When non-compliance is identified, the OQLF typically issues a notice requiring the business to correct the issue within a defined timeframe. Failure to correct can result in formal sanctions, including fines, public listings of non-compliant businesses, and in serious cases, restrictions on commercial activity in Quebec.
Practical Steps for Businesses Entering or Expanding in Quebec
Businesses preparing to enter the Quebec market or expand their Quebec operations should approach OQLF compliance methodically. The following steps address the most common obligations and help businesses avoid the typical compliance gaps that trigger OQLF action.
- Audit your current French-language footprint: identify which of your current materials, communications, contracts, and digital platforms are already available in French, and which require translation to meet Quebec obligations.
- Plan for employment and HR documentation: if you employ or plan to employ Quebec residents, ensure that employment contracts, employee handbooks, workplace policies, and HR communications are available in French. For businesses approaching the 25-employee threshold, plan for the broader francisation program requirements that will apply.
- Address consumer-facing materials early: signage, packaging, websites, and advertising materials are the most visible compliance dimensions and the most likely to trigger consumer complaints. Address these before launching commercial activity in Quebec rather than retroactively.
- Translate contracts of adhesion and customer-facing legal documents: any standard contract presented to Quebec consumers must be available in French, and the quality of translation has direct legal consequences. Generic translation work is not sufficient for these documents. Trust our French legal translation company for your project.
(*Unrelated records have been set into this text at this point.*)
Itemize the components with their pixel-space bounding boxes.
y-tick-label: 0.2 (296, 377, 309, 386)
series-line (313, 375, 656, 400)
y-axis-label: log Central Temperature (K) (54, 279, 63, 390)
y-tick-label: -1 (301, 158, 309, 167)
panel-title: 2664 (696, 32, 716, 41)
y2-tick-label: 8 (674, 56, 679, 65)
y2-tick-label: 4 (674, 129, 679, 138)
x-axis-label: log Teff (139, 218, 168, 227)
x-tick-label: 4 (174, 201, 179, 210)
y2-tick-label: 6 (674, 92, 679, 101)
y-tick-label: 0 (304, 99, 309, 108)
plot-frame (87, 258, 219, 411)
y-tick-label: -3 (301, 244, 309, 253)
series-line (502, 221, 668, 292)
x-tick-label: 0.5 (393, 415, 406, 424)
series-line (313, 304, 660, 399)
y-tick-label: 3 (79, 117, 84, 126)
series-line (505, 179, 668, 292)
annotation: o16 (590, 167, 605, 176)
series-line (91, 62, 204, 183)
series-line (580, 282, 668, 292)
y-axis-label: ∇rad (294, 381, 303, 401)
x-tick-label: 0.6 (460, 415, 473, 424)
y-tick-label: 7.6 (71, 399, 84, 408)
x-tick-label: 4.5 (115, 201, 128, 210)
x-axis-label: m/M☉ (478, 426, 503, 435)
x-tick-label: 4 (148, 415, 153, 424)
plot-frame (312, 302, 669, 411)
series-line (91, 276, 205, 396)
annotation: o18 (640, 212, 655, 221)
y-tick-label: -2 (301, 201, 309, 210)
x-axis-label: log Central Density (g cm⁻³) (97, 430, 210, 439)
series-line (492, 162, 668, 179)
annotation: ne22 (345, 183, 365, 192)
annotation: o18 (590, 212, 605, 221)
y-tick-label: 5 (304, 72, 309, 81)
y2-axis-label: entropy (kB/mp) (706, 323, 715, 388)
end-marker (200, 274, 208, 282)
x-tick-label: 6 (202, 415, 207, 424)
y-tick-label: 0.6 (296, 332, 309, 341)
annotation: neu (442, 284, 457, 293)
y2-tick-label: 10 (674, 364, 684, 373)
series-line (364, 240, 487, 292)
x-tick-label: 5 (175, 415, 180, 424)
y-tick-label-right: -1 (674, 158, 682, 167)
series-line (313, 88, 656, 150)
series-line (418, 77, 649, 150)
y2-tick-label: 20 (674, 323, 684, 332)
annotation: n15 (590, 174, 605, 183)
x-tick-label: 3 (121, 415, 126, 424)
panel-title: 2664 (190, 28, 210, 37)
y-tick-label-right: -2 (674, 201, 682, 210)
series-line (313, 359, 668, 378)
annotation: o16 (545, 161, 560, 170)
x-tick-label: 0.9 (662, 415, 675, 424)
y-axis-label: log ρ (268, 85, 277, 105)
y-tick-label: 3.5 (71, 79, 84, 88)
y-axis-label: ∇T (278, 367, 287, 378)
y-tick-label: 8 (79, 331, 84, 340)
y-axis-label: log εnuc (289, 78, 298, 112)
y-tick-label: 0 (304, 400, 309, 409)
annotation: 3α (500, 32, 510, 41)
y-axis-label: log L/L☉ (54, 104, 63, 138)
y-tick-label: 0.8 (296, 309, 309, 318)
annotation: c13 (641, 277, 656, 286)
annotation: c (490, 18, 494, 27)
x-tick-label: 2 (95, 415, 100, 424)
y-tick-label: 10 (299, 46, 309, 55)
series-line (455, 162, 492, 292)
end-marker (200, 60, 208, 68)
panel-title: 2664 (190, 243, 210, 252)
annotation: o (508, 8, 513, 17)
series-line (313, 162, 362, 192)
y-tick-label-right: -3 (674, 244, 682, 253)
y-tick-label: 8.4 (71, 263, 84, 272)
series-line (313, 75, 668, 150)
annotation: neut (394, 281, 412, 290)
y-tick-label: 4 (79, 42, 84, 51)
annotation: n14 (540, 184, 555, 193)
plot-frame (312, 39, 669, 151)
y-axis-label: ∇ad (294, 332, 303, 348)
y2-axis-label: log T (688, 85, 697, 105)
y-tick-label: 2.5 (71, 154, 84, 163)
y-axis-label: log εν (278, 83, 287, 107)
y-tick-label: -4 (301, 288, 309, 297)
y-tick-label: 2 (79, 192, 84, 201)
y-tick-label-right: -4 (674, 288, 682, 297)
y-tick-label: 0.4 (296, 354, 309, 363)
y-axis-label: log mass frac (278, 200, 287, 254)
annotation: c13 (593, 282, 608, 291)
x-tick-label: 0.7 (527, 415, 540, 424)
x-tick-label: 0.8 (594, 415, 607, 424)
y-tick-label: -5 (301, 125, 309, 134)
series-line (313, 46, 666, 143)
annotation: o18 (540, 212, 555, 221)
- Establish ongoing translation capacity: OQLF compliance is not a one-time project but an ongoing operational requirement. New materials, updated policies, recurring communications, and new product launches all generate new translation needs that must be addressed continuously.
- Coordinate with specialized translation partners: Quebec French has its own conventions, terminology, and regulatory expectations that differ from European French and from generic Canadian French. Partnering with a translation agency specialized in Quebec French and familiar with the OQLF framework is significantly more efficient than working with generalist providers unfamiliar with the regulatory context.
How Frenchside Supports OQLF Compliance
Frenchside is a specialized Canadian French translation agency built around the operational demands of Quebec compliance. Since 2014, we have supported Canadian and international businesses with the translation work needed to meet OQLF obligations across employment documentation, customer-facing materials, contracts, packaging, and digital interfaces.
Our team includes native Canadian French and Quebec French translators with direct experience in the OQLF framework, the Charter of the French Language, and Bill 96 obligations. We maintain dedicated translation memory and terminology databases for Quebec compliance projects, ensuring consistency across multiple documents and ongoing client relationships. Every translation passes through a 100 percent internal revision workflow, with a second certified linguist verifying accuracy, terminology alignment, and regulatory expectations.
For businesses navigating OQLF compliance, whether starting their Quebec expansion, adapting to the new 25-employee threshold under Bill 96, or maintaining ongoing compliance after certification, Frenchside provides the specialized translation capacity required at each stage of the process.
Disclaimer: This article provides general information about OQLF requirements to help businesses understand their potential obligations. It does not constitute legal advice. For specific legal questions about your compliance obligations, please consult a Quebec-licensed attorney specialized in language law and commercial regulation, or a certified francisation consultant.